Effects of temperature and bleeding on rheology of cement paste

Abstract

The bleeding and rheology of a cement paste affect the grouting reinforcement effect in a high-temperature stratum. However, the effect of the slurry bleeding on the rheology at high temperatures is not clear. This research examined the bleeding characteristics of slurries in a high-temperature environment and changes in the density and flow pattern during bleeding. The material was ordinary Portland cement with a strength grade of 42.5. The water-cement ratio (W/C) ranged from 0.6 to 2.0. An environment of 20 °C–90 °C was simulated in a laboratory. The bleeding process was divided into six stages according to the total bleeding rate and rheological tests were conducted at each stage. The results showed that the total bleeding rate of the slurry increased with the increase of the W/C and decreased approximately linearly with the increase of temperature.

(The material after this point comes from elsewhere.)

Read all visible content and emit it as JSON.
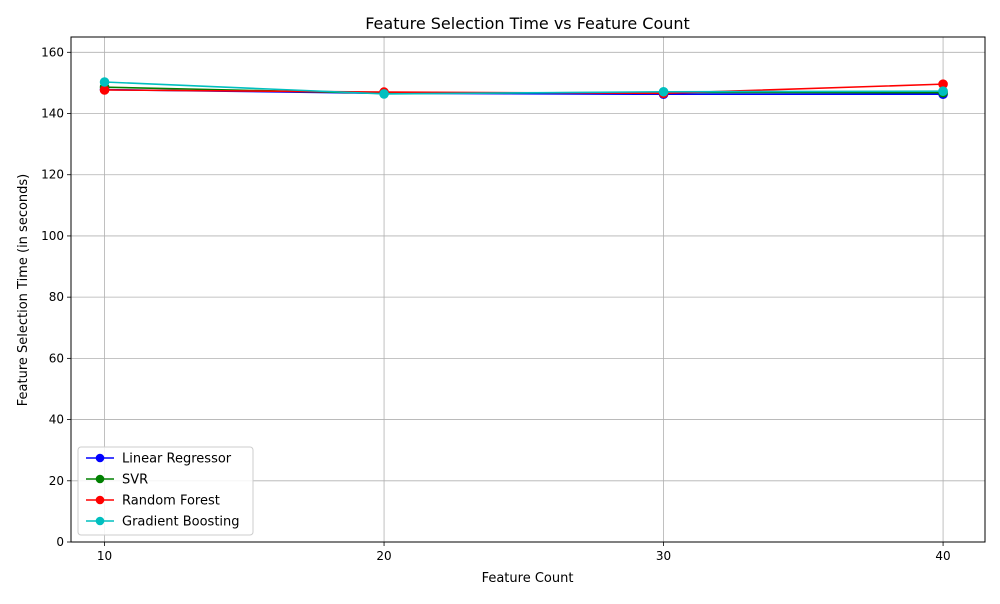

The density change rate before and after bleeding decreased with the increase of temperature and increased with the increase of the W/C. The final density change rate of the cement paste at different temperatures was determined by the W/C. Newtonian and power law models were used to describe the rheological characteristics of slurries with W/Cs ranging from 1.5 to 2.0 and 0.8 to 1.2, respectively, during the bleeding period. As the bleeding rate increased, the R2 of the Newtonian model decreased from 0.98 to 0.9. A constitutive equation considering the temperature and bleeding characteristics was proposed. The relationship between the flow characteristic and consistency indexes at different bleeding stages changed from non-linear to linear with increasing temperature.